With the rise of multinational corporate culture, it is easy to forget that both companies and their employees have their own roots in national traditions. When companies begin to extend their operations across country borders, it is just a matter of time before they face the problem of aligning their own culture with that of local employees. Communication, as always, is critical and often a key issue when it comes to tackling the challenges that may arise.
Hungarian employees tend to lack general openness and a willingness to express opinions, even if that means confrontation, at least according to many executives who encounter difficulties in their everyday communication with local staff members.
“Avoiding conflicts, even at the price of sacrificing one’s standpoint, is one of the most common misunderstanding between a Hungarian employee and an executive with an Anglo-Saxon or Western European background,” says communication consultant Péter Szerémi, who gained his experience through personal coaching sessions with executives over the past six years in Hungary.
While this attitude is not unique to Hungary, it is definitely unusual and unexpected to senior businessmen, who are used to tough arguments as well as being challenged by their own direct reports. A banal example is the Q&A session at the end of the executive’s presentation of the company’s yearly goals. While the audience is not likely to ask questions, rumors on the corridor will be about unrealistic expectations. “The only logical reaction an executive can have is ‘If they thought the plans were unrealistic, why haven’t they told me so?’” Szerémi says in explaining the different understanding of openness, and the willingness (or the lack thereof) to undertake conflict situations.
Taking risks and making decisions is another key area where conflicts between a manager and a direct subordinate can have their backgrounds in the difference between their cultures. “Hungarians are a lot more conservative than Americans but are ready to take risks when we compare them to Germans or Asians,” says Zsolt Szeleczki, a partner and regional human resource-consulting leader at PwC Hungary.
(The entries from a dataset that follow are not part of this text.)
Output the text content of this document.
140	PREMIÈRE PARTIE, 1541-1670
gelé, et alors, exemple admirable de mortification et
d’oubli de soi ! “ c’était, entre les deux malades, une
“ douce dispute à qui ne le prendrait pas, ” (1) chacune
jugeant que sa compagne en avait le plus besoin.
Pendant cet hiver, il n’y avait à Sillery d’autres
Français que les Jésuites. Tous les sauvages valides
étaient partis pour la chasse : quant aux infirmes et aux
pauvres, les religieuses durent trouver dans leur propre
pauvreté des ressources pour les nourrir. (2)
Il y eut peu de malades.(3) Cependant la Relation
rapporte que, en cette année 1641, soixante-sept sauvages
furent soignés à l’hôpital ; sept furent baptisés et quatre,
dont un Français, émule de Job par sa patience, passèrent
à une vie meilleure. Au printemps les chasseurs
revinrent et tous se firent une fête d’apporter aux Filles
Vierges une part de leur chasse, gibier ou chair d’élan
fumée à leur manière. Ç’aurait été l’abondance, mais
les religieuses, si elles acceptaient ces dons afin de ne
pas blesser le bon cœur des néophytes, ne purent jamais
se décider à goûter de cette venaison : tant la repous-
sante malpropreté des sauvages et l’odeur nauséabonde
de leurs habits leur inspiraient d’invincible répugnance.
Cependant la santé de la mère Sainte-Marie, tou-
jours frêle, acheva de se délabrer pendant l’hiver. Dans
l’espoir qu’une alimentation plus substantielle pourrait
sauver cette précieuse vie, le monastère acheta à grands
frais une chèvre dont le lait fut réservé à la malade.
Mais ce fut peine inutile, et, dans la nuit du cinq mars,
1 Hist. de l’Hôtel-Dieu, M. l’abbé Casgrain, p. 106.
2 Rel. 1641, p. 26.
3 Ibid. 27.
He highlights six key areas where cultural interference is most likely to occur within an MNC (see our box Six degrees of separation) and says that Hungarians have a reputation of being relatively easy to get along with.
“Hungarians are known to be flexible and cooperative. Flexibility, however, has two sides,” he points out. “When it is within the framework of the rules and company goals, it is obviously a good thing. But on the other hand, Hungarians will be the first to bend the rules in their own favor and enter through the exit the moment they notice that nobody is asking for their tickets there,” the consultant says. But while this might be annoying to some, on balance, the reputation of the Hungarian workforce is still very favorable.
“A positive attitude is something a foreign executive will likely miss when working with Hungarian staff,” says László Bek-Balla, HR director at Erste Bank Hungary. “When facing a problem, a Hungarian employee will mostly focus on the difficulties, and he will try to explain why it cannot be solved. Also, enthusiasm, and particularly the acceptance of change, is extremely low among Hungarian workers,” the director highlights.
Another common area of miscommunication is separating the personal from the professional. “A Hungarian employee will write a detailed email to his American boss, and when the executive replies with a single ‘OK’, he will take it as an insult,” says Péter Szerémi. “Staying high-level, getting to the point and focusing is common practice in Anglo-Saxon cultures but seems impolite from a Hungarian perspective. It is like ‘I’m not worth a Hello and a Goodbye and a few polite words’. When senior executives first encounter these problems, they are utterly surprised,” the consultant explains.
As a rule of thumb, we can say that the longer the traditions of being part of a globalized economy, the better a certain country’s corporations can handle the related challenges. “U.S. companies are best at coping with these issues, followed by Dutch corporations. Germans have learned their lesson well (for example with BMW’s infamous Rover acquisition), and they are improving at an amazing pace. French companies have a lot to learn, and so do Italians and Spaniards. Far Eastern and Indian companies are not performing very well in this league at all,” Szelecki says.
Although these issues are important, there is no need to exaggerate their gravity. According to Szelecki, corporate culture is a lot more important than national culture. “Most of the executives who come to Hungary represent the culture of the corporation, rather than the nation behind it,” he says. László Bek-Balla agrees: “We have more important organizational development issues to handle and more important areas to focus on. In most cases, the single intention to cooperate and to understand the motivation of one another goes a long way,” he concludes.
Six degrees of separation
According to Zsolt Szelecki, PwC’s HR consulting leader for Central and Eastern Europe, there are six common factors that define whether a company is exposed to problems due to cultural differences.
Executive communication: how formalized, organized and regular it is, and whether it exists at all.
Organizational structure: whether there is a mutual understanding of tasks and responsibilities and if relations are clear to all involved parties.
Teamwork: whether the environment is competitive or if employees are encouraged to cooperate. Are there personal goals or team objectives?
Performance management: whether there is a mutual understanding and agreement in what is expected and what is required from an employee.
Decisions and risks: whether employees are expected to make decisions and take risks or, to the contrary, avoid risks and do what they are told to.
Long-term strategy: whether the company has a long-term strategy and vision.